On the Hurricane Roses song “Good Girl,” Angelina Lemucchi sings of leaving “mom and daddy” at 17 and stepping off of the “straight and narrow” path that her parents laid for her. She proceeded to do “a lot of livin’” by the age of 25 and she thanks her lucky stars that she’s alive. It sounds like a good old country song; and it is.
Lemucchi and her band, Hurricane Roses, are a boot-scootin’ 6-piece that echoes the classic sounds of the mid-1900s golden age of country music. From rhythm and country-blues romps to soul-searching, heart-wrenching ballads of love lost, time rolling by and what might have beens, the band is a polished throwback to the days when country music still resonated of down-home living, crying and dying.
Born into a preacher’s family, Lemucchi was only allowed to listen to gospel and Christian music at home, but her grandparents had albums by Loretta Lynn and Merle Haggard and Lemucchi would hide away at their place, listening to the bittersweet songs. The music apparently took root; her songwriting, delivery and style are the picture of classic country.
The other members of the band (Jon Havens, acoustic guitar, vocals; Ethan Sanchez, bass; Mike Arnoldi, electric guitar; Dave Cohen, electric guitar, vocals; Jesse Sotelo, drums) fill out the Hurricane Roses’ sound with a musical maturity, talent and patience that reveals their way-bigger-than-local potential.
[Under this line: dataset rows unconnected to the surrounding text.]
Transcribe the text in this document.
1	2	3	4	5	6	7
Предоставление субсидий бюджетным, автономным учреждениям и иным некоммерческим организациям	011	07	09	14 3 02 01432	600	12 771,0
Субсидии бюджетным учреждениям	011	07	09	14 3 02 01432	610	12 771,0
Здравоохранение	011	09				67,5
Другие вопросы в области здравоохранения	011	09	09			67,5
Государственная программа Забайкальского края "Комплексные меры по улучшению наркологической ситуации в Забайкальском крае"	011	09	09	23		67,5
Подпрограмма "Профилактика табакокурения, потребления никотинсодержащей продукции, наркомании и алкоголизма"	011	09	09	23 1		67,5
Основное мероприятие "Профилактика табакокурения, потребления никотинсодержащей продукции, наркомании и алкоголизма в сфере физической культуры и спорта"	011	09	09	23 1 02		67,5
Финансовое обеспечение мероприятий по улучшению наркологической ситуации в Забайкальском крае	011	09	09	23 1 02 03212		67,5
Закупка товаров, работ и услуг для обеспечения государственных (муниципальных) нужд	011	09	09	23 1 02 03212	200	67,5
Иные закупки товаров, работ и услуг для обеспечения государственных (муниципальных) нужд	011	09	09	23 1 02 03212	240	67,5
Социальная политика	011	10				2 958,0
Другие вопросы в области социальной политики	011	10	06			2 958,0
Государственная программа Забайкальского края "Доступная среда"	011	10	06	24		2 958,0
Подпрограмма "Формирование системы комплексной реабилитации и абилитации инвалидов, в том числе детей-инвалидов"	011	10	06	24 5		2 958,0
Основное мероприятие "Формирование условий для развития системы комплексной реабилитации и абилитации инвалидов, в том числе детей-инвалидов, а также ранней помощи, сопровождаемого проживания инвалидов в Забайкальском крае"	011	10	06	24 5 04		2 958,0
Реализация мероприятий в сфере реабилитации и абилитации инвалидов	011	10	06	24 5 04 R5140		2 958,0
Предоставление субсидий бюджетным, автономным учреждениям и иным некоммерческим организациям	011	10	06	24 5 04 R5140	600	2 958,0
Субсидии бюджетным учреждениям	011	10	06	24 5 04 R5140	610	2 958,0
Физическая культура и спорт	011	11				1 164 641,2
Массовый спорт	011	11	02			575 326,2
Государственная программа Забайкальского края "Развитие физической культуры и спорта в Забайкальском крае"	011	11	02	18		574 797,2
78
Hailing from both Santa Cruz and San Jose, this is a band on the rise that promises to make a unique mark on the new-roots-of-country scene.
Taking inspiration from rock ‘n’ roll, country and R&B, with a healthy dose of twang on the side, Hurricane Roses brings songs of sorrow and joy, hope, desperation and discovery to an ever-growing number of people who like a little less glam and a little more soul in their country music.
Hurricane Roses perform at the Blank Club on May 18.